Free-Market NGOs

I got this one from the Globalisation Institute’s blog:

Hilary Benn, the UK’s International Development Secretary, used a speech yesterday evening to attack the anti-capitalism embedded in some of the left-wing NGOs. He said:

The Make Poverty History and other campaigns last year focused on more and better aid, debt relief and international obstacles to trade – on education, on HIV/AIDS – all absolutely critical and where we have made considerable progress.

But I do feel that many of these campaigns say little explicitly about the creation of more and better jobs for poor people. I think there is little real debate about growth.

Amongst some there is even hostility to the idea of international integration into the global economy. Some argue that globalisation is a race to the bottom. And amongst others there is a mistrust of the private sector.

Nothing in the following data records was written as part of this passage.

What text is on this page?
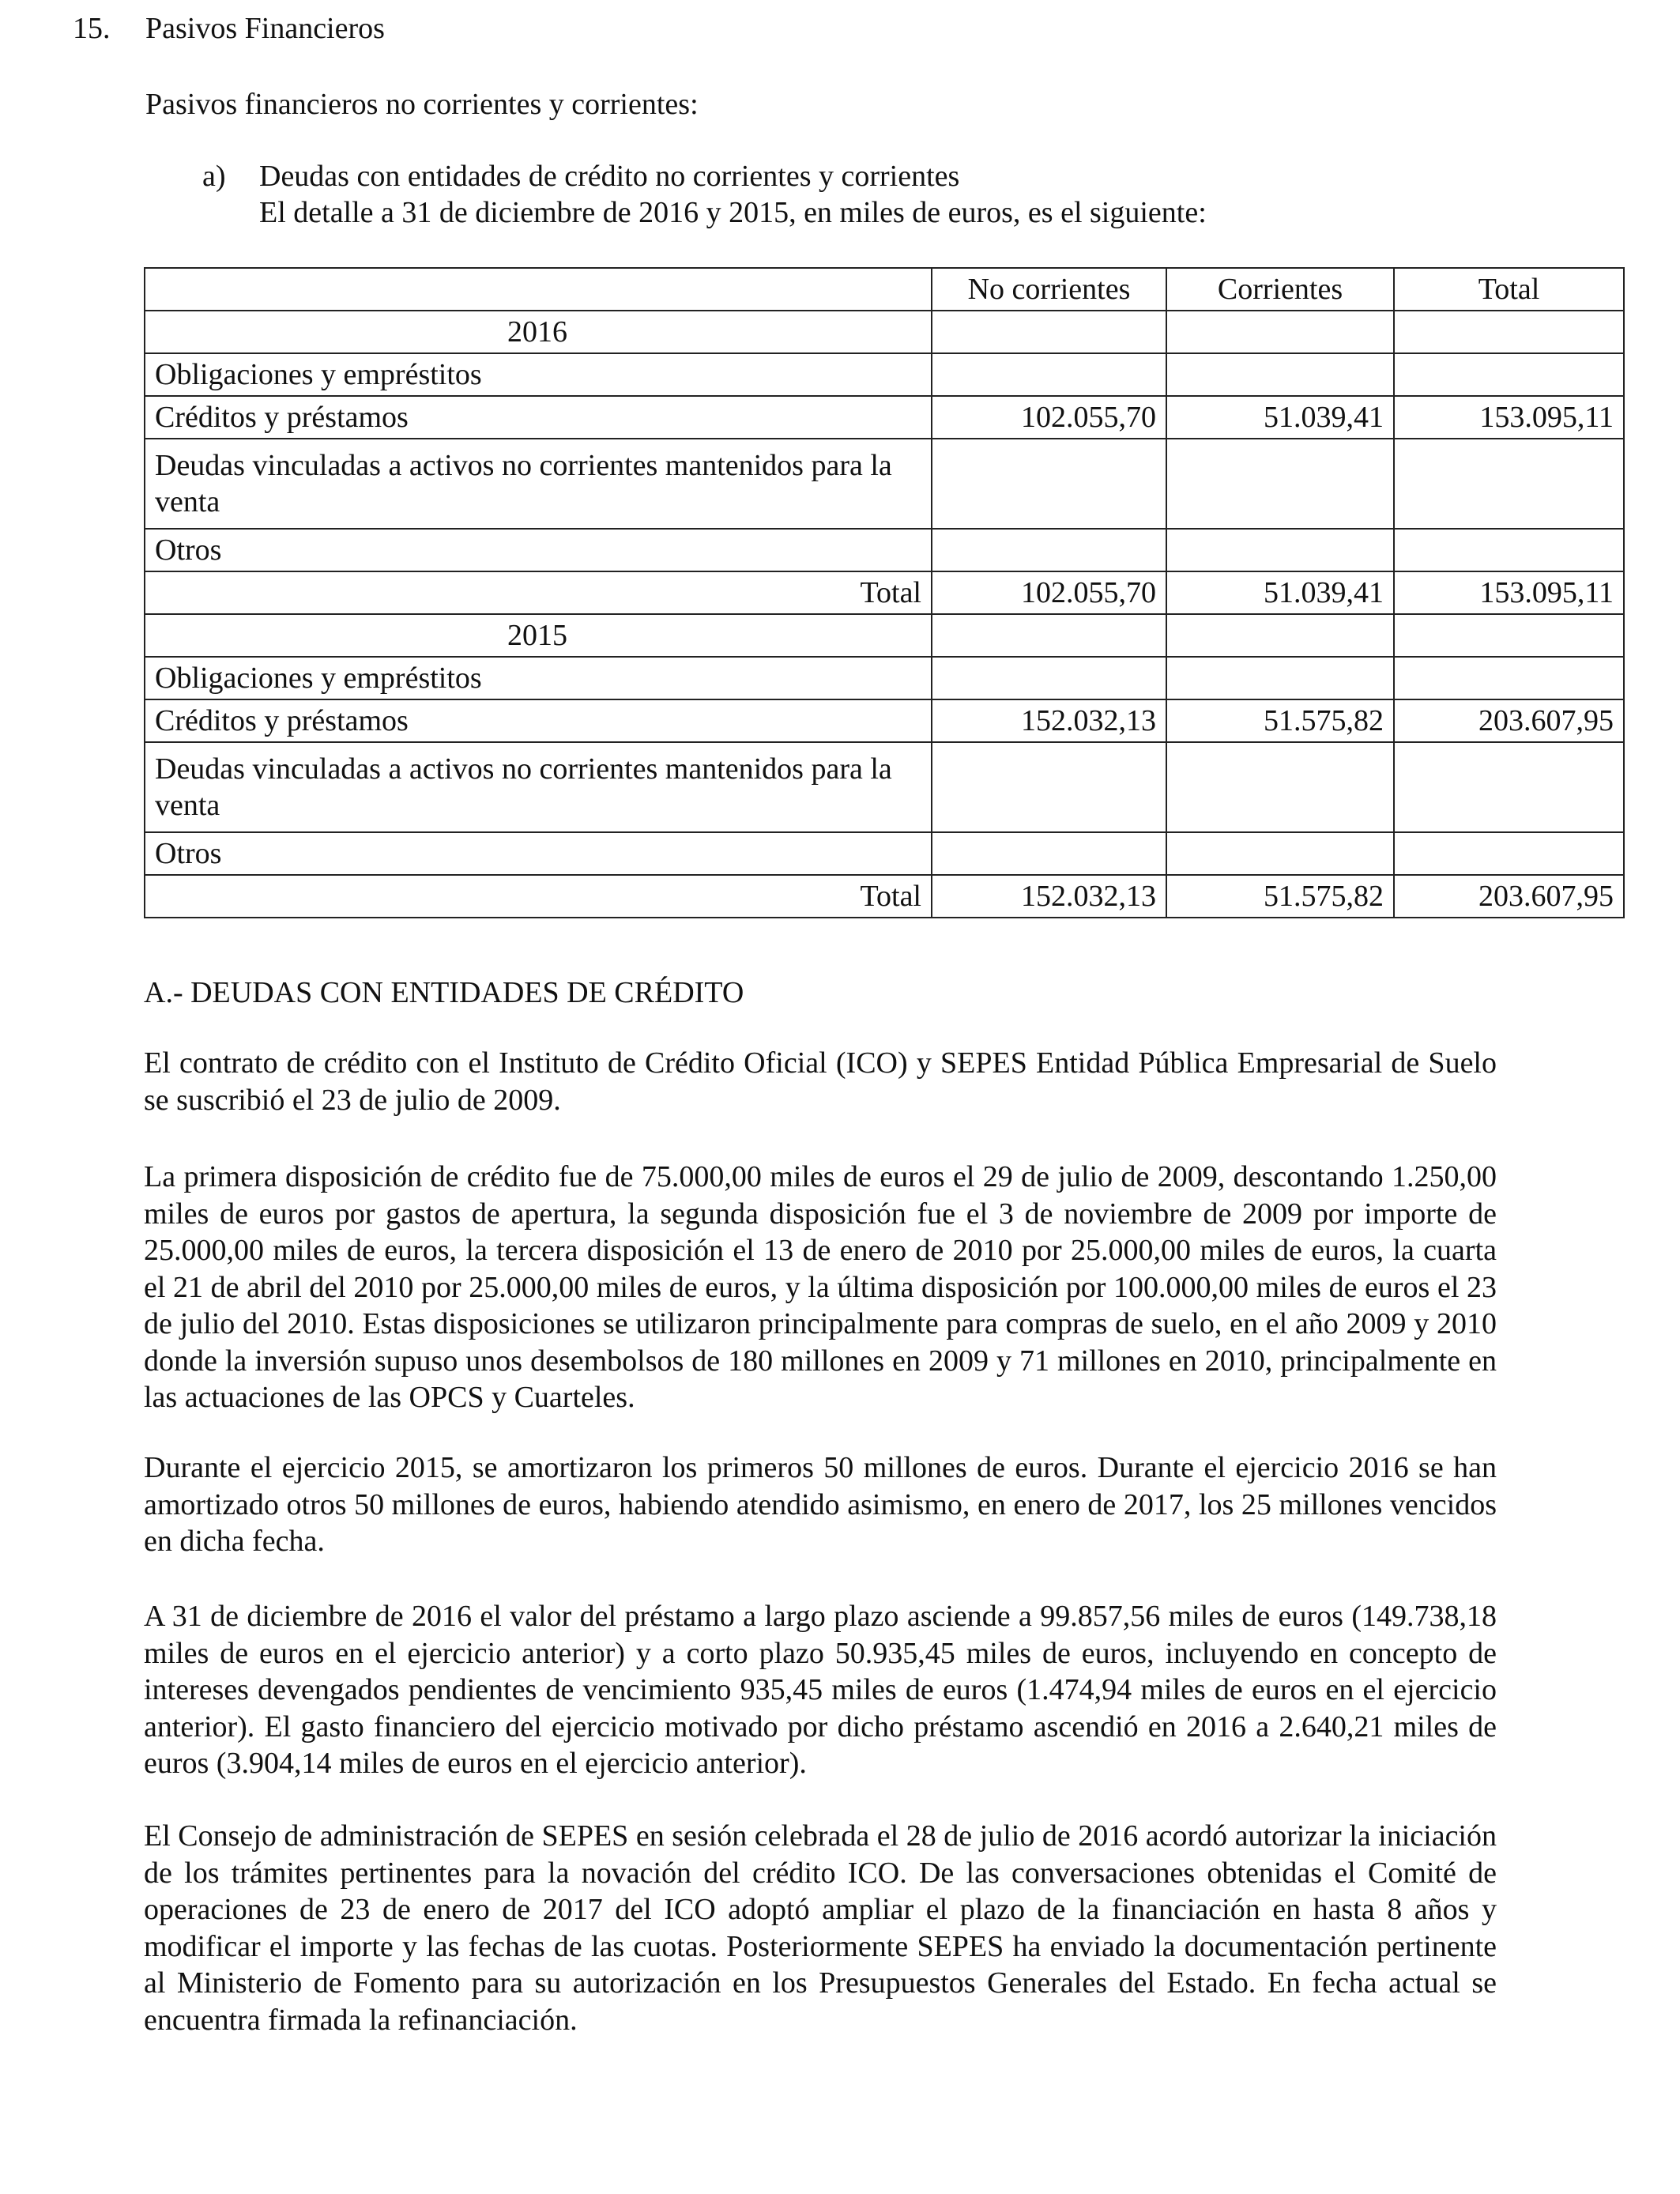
15. Pasivos Financieros
Pasivos financieros no corrientes y corrientes:
a) Deudas con entidades de crédito no corrientes y corrientes
El detalle a 31 de diciembre de 2016 y 2015, en miles de euros, es el siguiente:
	No corrientes	Corrientes	Total
2016			
Obligaciones y empréstitos			
Créditos y préstamos	102.055,70	51.039,41	153.095,11
Deudas vinculadas a activos no corrientes mantenidos para la venta			
Otros			
Total	102.055,70	51.039,41	153.095,11
2015			
Obligaciones y empréstitos			
Créditos y préstamos	152.032,13	51.575,82	203.607,95
Deudas vinculadas a activos no corrientes mantenidos para la venta			
Otros			
Total	152.032,13	51.575,82	203.607,95
A.- DEUDAS CON ENTIDADES DE CRÉDITO

El contrato de crédito con el Instituto de Crédito Oficial (ICO) y SEPES Entidad Pública Empresarial de Suelo se suscribió el 23 de julio de 2009.

La primera disposición de crédito fue de 75.000,00 miles de euros el 29 de julio de 2009, descontando 1.250,00 miles de euros por gastos de apertura, la segunda disposición fue el 3 de noviembre de 2009 por importe de 25.000,00 miles de euros, la tercera disposición el 13 de enero de 2010 por 25.000,00 miles de euros, la cuarta el 21 de abril del 2010 por 25.000,00 miles de euros, y la última disposición por 100.000,00 miles de euros el 23 de julio del 2010. Estas disposiciones se utilizaron principalmente para compras de suelo, en el año 2009 y 2010 donde la inversión supuso unos desembolsos de 180 millones en 2009 y 71 millones en 2010, principalmente en las actuaciones de las OPCS y Cuarteles.

Durante el ejercicio 2015, se amortizaron los primeros 50 millones de euros. Durante el ejercicio 2016 se han amortizado otros 50 millones de euros, habiendo atendido asimismo, en enero de 2017, los 25 millones vencidos en dicha fecha.

A 31 de diciembre de 2016 el valor del préstamo a largo plazo asciende a 99.857,56 miles de euros (149.738,18 miles de euros en el ejercicio anterior) y a corto plazo 50.935,45 miles de euros, incluyendo en concepto de intereses devengados pendientes de vencimiento 935,45 miles de euros (1.474,94 miles de euros en el ejercicio anterior). El gasto financiero del ejercicio motivado por dicho préstamo ascendió en 2016 a 2.640,21 miles de euros (3.904,14 miles de euros en el ejercicio anterior).

El Consejo de administración de SEPES en sesión celebrada el 28 de julio de 2016 acordó autorizar la iniciación de los trámites pertinentes para la novación del crédito ICO. De las conversaciones obtenidas el Comité de operaciones de 23 de enero de 2017 del ICO adoptó ampliar el plazo de la financiación en hasta 8 años y modificar el importe y las fechas de las cuotas. Posteriormente SEPES ha enviado la documentación pertinente al Ministerio de Fomento para su autorización en los Presupuestos Generales del Estado. En fecha actual se encuentra firmada la refinanciación.
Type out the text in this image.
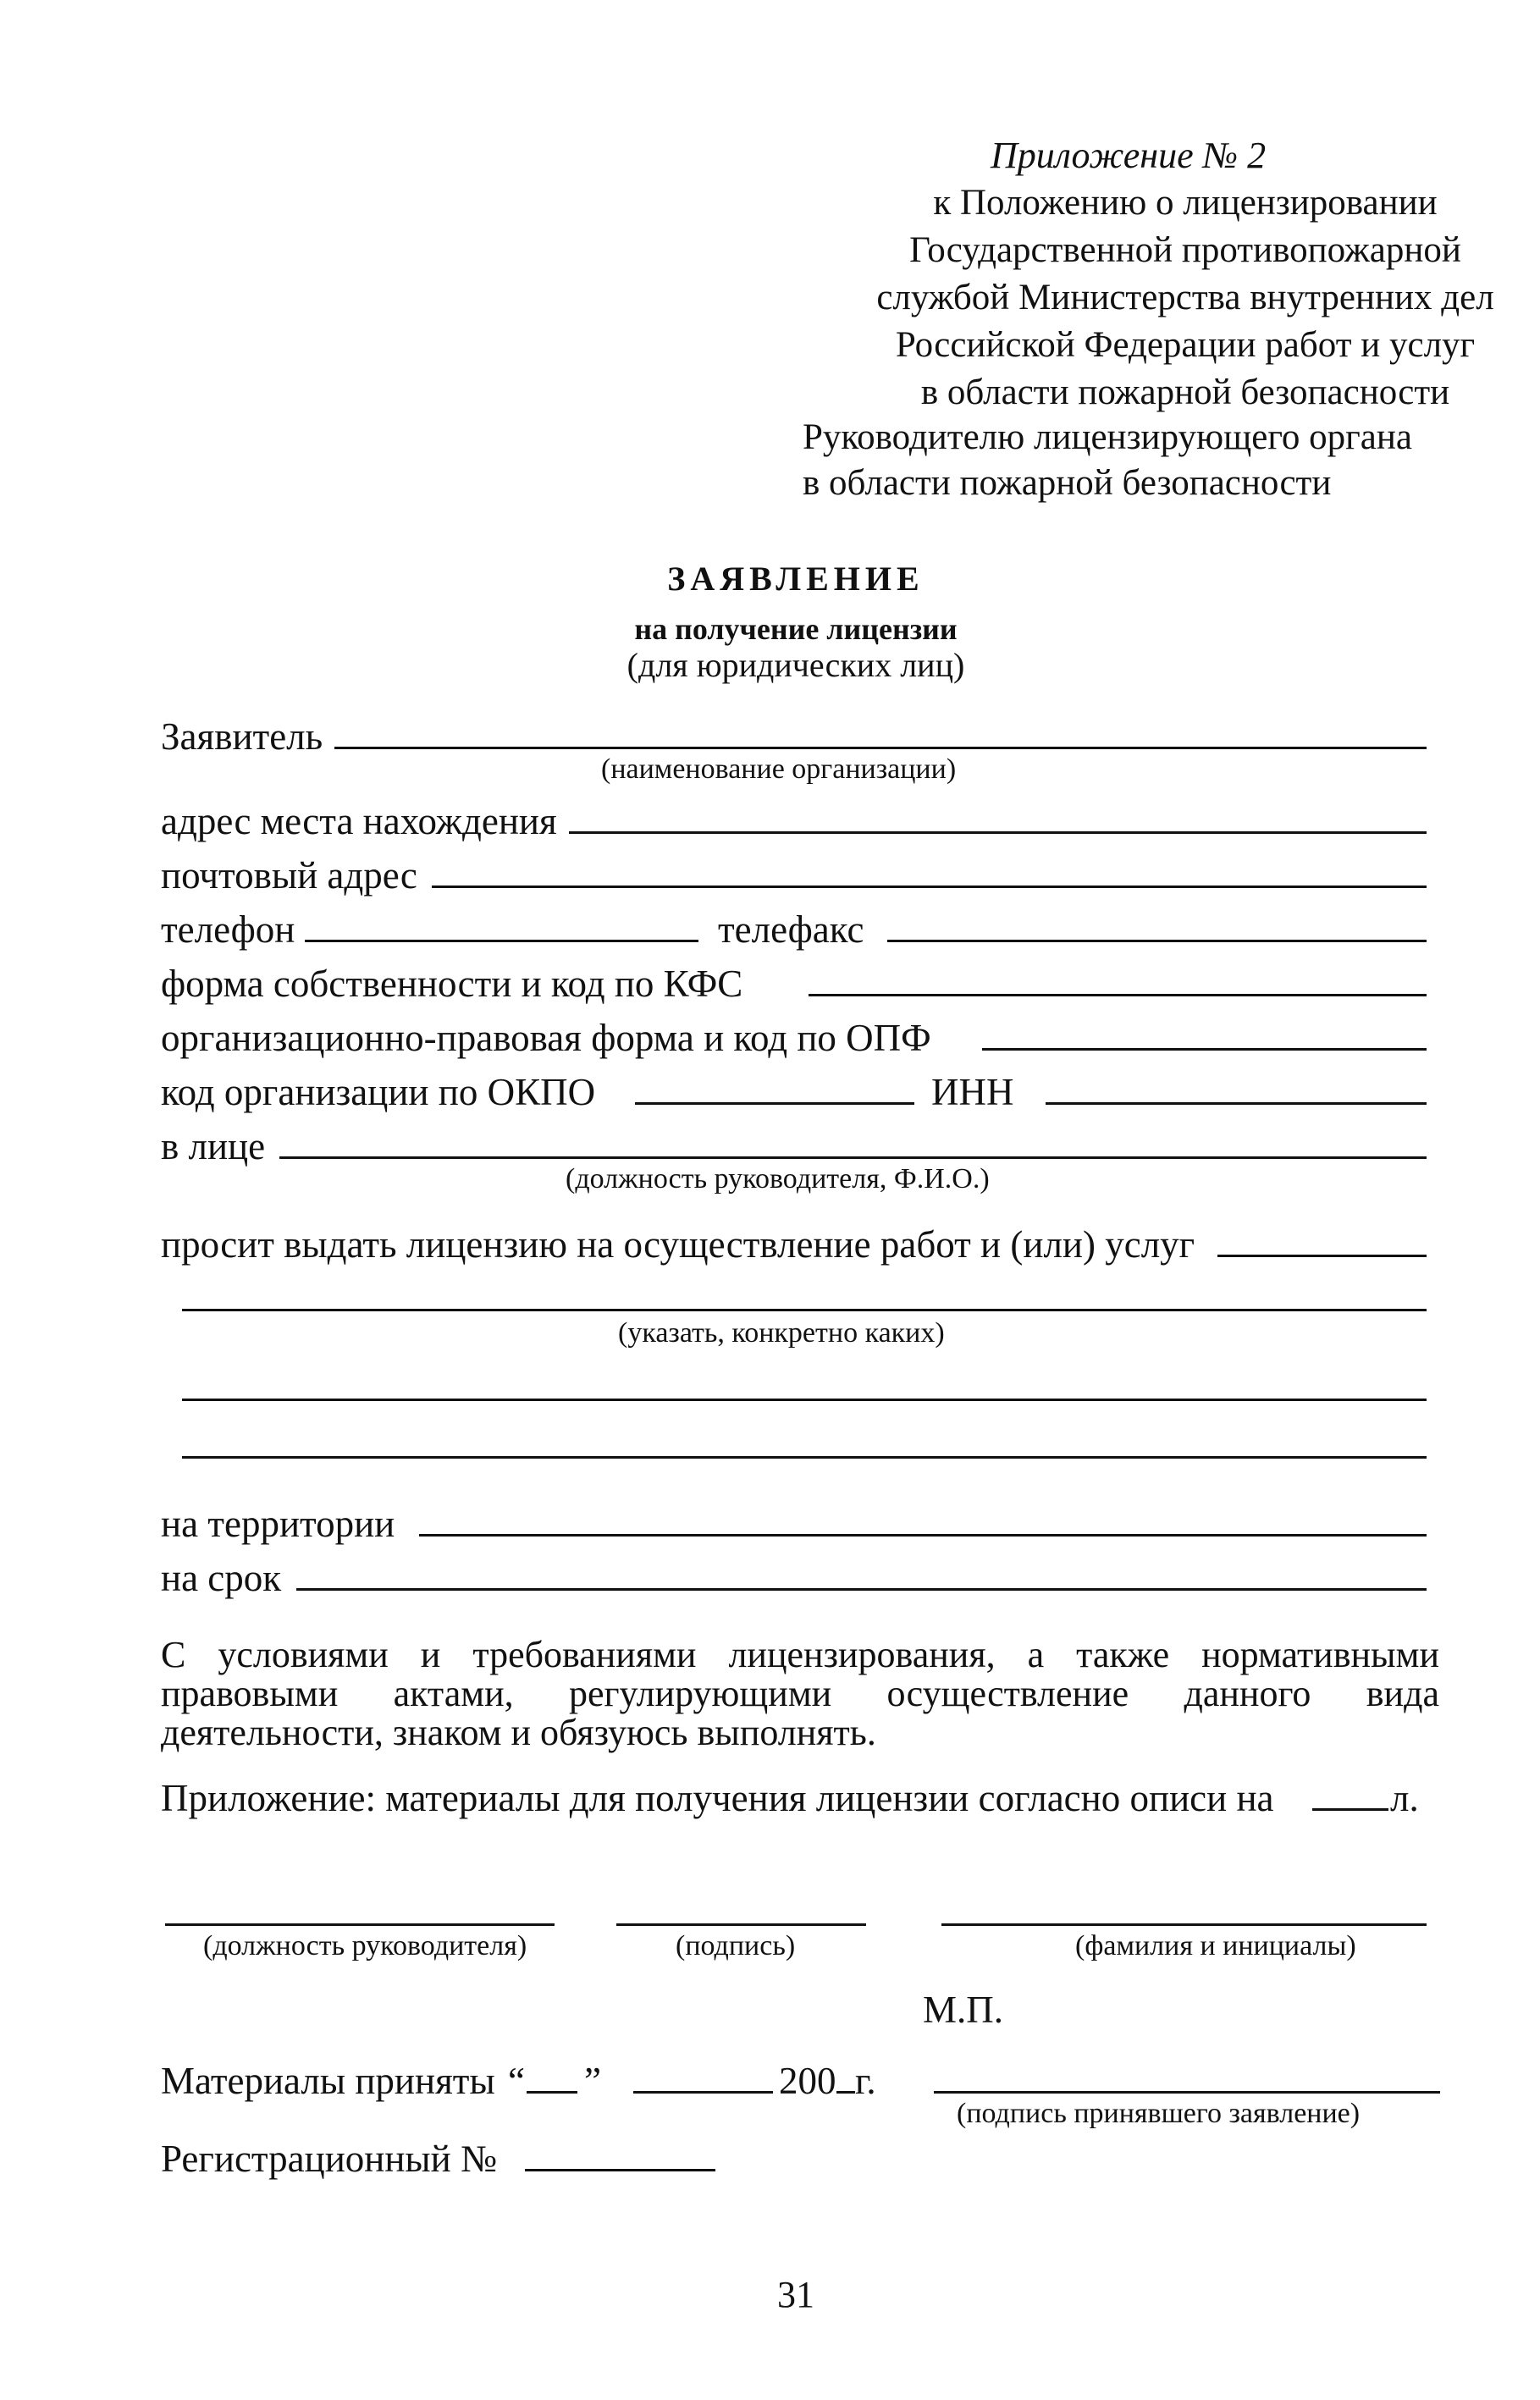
Приложение № 2
к Положению о лицензировании
Государственной противопожарной
службой Министерства внутренних дел
Российской Федерации работ и услуг
в области пожарной безопасности
Руководителю лицензирующего органа
в области пожарной безопасности
ЗАЯВЛЕНИЕ
на получение лицензии
(для юридических лиц)
Заявитель
(наименование организации)
адрес места нахождения
почтовый адрес
телефон	телефакс
форма собственности и код по КФС
организационно-правовая форма и код по ОПФ
код организации по ОКПО	ИНН
в лице
(должность руководителя, Ф.И.О.)
просит выдать лицензию на осуществление работ и (или) услуг
(указать, конкретно каких)
на территории
на срок
С условиями и требованиями лицензирования, а также нормативными правовыми актами, регулирующими осуществление данного вида деятельности, знаком и обязуюсь выполнять.
Приложение: материалы для получения лицензии согласно описи на	л.
(должность руководителя)	(подпись)	(фамилия и инициалы)
М.П.
Материалы приняты “ ”	200 г.
(подпись принявшего заявление)
Регистрационный №
31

In calling for greater attention to be paid to free market development to lift people out of poverty, Hilary Benn makes a number of very important points in addition to the ones noted above; none, however, more important than his emphasis on institutions and effective government.

Perhaps more important than anything else, is the ability of governments to promote development – to prioritise wealth and economic growth and job creation.

Unless you have a capable and effective state it is impossible to make progress in the areas I described earlier. Strong institutions matter more than anything else in explaining the difference in growth performance between different countries.

It’s necessary for making markets work properly, for regulating markets. For example the interests of consumers and workers need to be protected along side the legitimate interests of producers.

CIPE has long recognized the important role that good government [and good governance] plays in development.  One of the myths of development is that economic growth will take place when government gets out of the way.  There is also a view out there that government needs to micromanage and control the economic process to make sure that it is “fair.”  Experience suggests that neither is true.  As Nobel Prize winning economist Douglass North argued, the proper role of government is to set up “the rules of the game” and, most importantly, enforce those rules in a fair and consistent manner.  For more, see CIPE’s democratic governance policy paper.

And I join the call for more organizations that promote free market development.  I am a firm believer that free markets do work and they are, ultimately, the solution to poverty.